Le Pérou et le Sahara marocain: des positions au gré de l’humeur et des crises internes

Le président péruvien Pedro Castillo.

Le président péruvien Pedro Castillo. . DR

Connu jusqu’ici par sa politique étrangère claire et constante, le Pérou du président Pedro Castillo semble désormais vaciller. A peine 20 jours après le retrait de reconnaissance à la prétendue «rasd», le chef d’Etat péruvien envoie un message suggérant un revirement. Que faut-il retenir? Lecture.

Le 12/09/2022 à 14h52

Le revirement aura été brutal. A vingt jours seulement jours de la décision de retrait de la reconnaissance de la prétendue «rasd», annoncée le 18 août 2022 par le biais d’un communiqué officiel du ministère péruvien des Relations extérieures, et réaffirmant pour l’occasion le soutien du Pérou à la souveraineté du Maroc sur son Sahara, le président Pedro Castillo a publié un tweet ambigu, qui sème la confusion à propos de la position de son pays. «Après une année du rétablissement des relations avec la République arabe sahraouie démocratique, nous persistons dans la défense de son autodétermination souveraine», peut-on lire dans ce post laconique, publié sur Twitter le jeudi 8 septembre 202.

On ne saura rien, ni sur les motivations d’une telle prise de parole, ni sur la portée de cette déclaration. Mais loin des arguments objectifs, en phase avec la dynamique internationale d’appui à l’intégrité territoriale du Maroc et à l’initiative d’autonomie en tant que solution pour le différend régional autour du Sahara marocain, cette sortie répond à des considérations politiciennes et conjoncturelles internes, contingentes à la crise politique que connaît le pays et à l’instabilité gouvernementale qui en découle.

L’impact sur la politique d’Etat est négatif en matière de relations internationales, ainsi que sur la crédibilité du pays. En réaction immédiate, le chef de la diplomatie péruvienne Miguel Rodriguez Mackay a présenté sa démission et ce, dès le lendemain, vendredi. Une «démission irrévocable» due à des «divergences» sur la conduite des questions internationales par le gouvernement. Il ne se sera maintenu à son poste, en tout et pour tout, qu’un seul mois et quatre jours. Le ministre des relations extérieures, Miguel Rodriguez Mackay, a donc à l'évidence refusé de cautionner cette déviation hasardeuse du président, préférant quitter son poste cinq semaines seulement après sa nomination.

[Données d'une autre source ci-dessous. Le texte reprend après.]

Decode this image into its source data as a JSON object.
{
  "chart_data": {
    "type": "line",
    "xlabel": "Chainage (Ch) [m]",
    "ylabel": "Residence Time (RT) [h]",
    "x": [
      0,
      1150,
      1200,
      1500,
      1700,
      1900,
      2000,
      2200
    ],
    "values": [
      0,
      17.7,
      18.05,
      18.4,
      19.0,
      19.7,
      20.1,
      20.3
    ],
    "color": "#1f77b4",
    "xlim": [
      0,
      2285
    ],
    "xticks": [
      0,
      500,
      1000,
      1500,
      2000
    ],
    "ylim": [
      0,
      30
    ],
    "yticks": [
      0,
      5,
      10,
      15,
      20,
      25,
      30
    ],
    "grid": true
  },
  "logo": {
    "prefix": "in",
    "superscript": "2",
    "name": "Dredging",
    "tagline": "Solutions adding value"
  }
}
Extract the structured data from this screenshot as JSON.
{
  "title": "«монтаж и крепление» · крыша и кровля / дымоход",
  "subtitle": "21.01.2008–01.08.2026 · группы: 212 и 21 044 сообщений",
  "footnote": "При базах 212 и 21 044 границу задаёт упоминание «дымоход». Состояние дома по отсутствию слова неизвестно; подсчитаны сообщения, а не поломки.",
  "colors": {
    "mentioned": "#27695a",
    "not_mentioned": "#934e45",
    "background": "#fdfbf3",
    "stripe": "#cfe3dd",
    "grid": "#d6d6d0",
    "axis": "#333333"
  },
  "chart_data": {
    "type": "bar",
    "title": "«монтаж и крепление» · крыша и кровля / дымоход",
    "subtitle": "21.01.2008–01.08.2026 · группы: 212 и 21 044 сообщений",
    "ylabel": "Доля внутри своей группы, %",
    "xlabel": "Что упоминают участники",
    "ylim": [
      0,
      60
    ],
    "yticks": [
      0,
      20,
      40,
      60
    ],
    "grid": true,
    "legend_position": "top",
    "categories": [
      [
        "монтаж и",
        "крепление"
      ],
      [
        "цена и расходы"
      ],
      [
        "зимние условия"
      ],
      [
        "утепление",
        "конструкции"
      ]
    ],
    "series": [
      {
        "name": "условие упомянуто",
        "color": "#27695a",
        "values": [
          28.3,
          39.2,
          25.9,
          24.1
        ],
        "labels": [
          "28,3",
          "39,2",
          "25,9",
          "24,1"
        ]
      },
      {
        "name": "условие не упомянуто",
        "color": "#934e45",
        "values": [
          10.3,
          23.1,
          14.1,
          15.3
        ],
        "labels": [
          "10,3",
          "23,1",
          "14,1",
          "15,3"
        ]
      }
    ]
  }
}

Comme conséquence de cette instabilité politique et institutionnelle qui frappe son gouvernement, le président Pedro Castillo va devoir nommer son cinquième ministres des Relations extérieures, en un laps de temps de moins de 15 mois. Les décisions prises par le président Pedro Castillo dénotent d’un manque de vision flagrant, qui ne fait que jeter le discrédit sur une politique étrangère péruvienne en proie aux injonctions idéologiques, alors que le pays peine à retrouver l’image de marque de la politique d’Etat sage et stable qui a traditionnellement caractérisé l’action diplomatique péruvienne.

Loin de donner un message claire et rationnel sur la position du Pérou, le tweet posté par le compte officiel du président Pedro Castillo vient non seulement semer le doute, mais également brouiller le communiqué du ministère des Relations extérieures, porte-voix de la politique étrangère du pays, et instrumentaliser le principe d’autodétermination pour désavouer les arguments valablement invoqués par son propre ministre des relations extérieures pour défendre celui du respect du droit international et de l’intégrité territoriale des Etats.

Cette improvisation ne manquera pas d’amener la communauté internationale à douter du sérieux des positions prises par la présidence de la République préuvienne, et d’impacter par conséquent négativement le positionnement du Pérou à l’international.